Six inmates joined a lawsuit this year filed in 2004 by Richard Cooey, 39, who was sentenced to die for raping and killing two University of Akron students in 1986. The suit, which claims that Ohio's method of lethal injection is cruel and unusual punishment, was heard by a federal appeals court Dec. 7, but a decision could take several months.
While judges ponder the suit, apparent contradictions in how different courts determined whether to postpone the executions of two inmates has spurred outcry from death penalty opponents, prosecutors and defense attorneys alike.
The executions of Jeffrey Lundgren, a cult leader convicted in the 1989 shooting deaths of five of his followers, and Jerome Henderson, sentenced to die in the stabbing and beating death of a Cincinnati woman in 1985, were scheduled about six weeks apart.
Each was allowed to join Cooey's lawsuit as their executions drew near.
Lundgren's execution was postponed by a U.S. District judge, but the 6th U.S. Circuit Court of Appeals in Cincinnati overturned that order and Lundgren was executed Oct. 24.
Following the appeals court's lead, a lower court then refused to grant Henderson a stay on his scheduled Dec. 5 execution, but then the same federal appeals court that allowed Lundgren's execution halted Henderson's on the eve it was to take place.
The seeming contradictions by the appeals court reversed two rulings by U.S. District Judge Gregory Frost, who lashed out against the inconsistency.
"Such a lack of clarity is most troubling because when our system of law includes unexplained decision making it loses the legitimacy that must guide the state-sanctioned taking of any human life," Frost wrote in a decision denying a stay for a third inmate in the lawsuit, John Spirko, scheduled to die in April.
On Thursday, Frost made the opposite decision and granted a stay for a fourth inmate in the suit, Kenneth Biros, who was set to die Jan. 23.
"We are just as puzzled as Judge Frost is," said Heather Gosslin, senior deputy for capital crimes at the Ohio attorney general's office.
Of the seven inmates included in the lawsuit, Lundgren and another inmate, John Hicks, received stays but later were executed.

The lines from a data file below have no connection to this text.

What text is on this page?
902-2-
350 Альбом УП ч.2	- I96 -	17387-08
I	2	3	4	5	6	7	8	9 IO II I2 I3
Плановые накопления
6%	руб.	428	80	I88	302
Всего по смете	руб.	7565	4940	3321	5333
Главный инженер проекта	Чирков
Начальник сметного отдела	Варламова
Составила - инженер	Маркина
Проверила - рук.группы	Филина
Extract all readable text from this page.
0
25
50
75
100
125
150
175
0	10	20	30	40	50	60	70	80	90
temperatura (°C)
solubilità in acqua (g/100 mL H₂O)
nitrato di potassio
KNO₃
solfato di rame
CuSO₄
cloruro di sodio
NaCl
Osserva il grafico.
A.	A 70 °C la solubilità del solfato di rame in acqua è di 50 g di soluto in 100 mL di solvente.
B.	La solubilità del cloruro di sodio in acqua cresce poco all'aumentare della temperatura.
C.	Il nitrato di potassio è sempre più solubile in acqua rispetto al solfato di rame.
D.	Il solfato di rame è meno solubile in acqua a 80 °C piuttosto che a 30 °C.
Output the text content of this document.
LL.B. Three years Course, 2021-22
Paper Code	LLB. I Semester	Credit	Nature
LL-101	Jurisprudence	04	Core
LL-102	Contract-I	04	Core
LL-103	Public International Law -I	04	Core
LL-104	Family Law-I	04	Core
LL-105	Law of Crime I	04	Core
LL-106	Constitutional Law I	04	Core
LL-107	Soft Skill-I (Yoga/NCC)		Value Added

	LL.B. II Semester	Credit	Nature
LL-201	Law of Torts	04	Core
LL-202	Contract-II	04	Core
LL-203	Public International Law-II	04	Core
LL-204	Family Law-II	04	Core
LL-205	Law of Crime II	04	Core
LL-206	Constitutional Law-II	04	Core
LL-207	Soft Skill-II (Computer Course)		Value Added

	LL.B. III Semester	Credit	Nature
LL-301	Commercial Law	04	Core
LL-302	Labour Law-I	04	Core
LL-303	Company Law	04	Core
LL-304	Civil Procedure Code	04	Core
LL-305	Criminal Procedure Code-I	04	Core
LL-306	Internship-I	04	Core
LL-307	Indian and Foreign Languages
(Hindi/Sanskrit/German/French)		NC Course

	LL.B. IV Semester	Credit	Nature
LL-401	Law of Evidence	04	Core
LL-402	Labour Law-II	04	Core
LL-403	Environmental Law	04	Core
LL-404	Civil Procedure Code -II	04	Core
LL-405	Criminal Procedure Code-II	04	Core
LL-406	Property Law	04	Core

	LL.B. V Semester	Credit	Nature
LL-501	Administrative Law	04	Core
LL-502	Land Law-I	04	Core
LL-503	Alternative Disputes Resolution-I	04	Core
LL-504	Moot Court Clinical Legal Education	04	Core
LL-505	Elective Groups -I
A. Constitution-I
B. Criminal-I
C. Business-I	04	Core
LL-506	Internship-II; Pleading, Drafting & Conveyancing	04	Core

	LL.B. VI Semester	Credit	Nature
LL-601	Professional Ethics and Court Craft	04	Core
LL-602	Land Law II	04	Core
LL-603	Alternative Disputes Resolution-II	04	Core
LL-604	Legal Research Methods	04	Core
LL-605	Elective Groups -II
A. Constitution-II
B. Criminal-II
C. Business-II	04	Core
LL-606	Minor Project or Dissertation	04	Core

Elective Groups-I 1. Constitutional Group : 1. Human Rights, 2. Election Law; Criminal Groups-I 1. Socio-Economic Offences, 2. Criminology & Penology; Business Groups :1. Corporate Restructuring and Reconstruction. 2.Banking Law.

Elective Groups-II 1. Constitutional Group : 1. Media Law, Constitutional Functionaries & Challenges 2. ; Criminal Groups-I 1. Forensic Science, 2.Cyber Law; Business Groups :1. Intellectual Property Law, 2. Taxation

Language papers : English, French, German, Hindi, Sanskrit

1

Death penalty opponents cite the differences in the stays and recent problematic executions in Ohio and Florida as reason enough to place a moratorium on executions while the lawsuit progresses.
"Certainly there is enough evidence to question the lethal-injection protocol," said Greg Meyers of the Ohio public defender's office. "So I don't know why no one would want to stop the machinery of death long enough to make sure that we aren't torturing people to death."
Meyers represents Cooey in the lawsuit, which alleges that a painkiller given as the first of three drugs during an execution can wear off before the other drugs run their course, leaving the person paralyzed but in extreme pain.
Lethal injections are used by the federal government and 37 of the 38 states that have the death penalty. Nebraska uses the electric chair.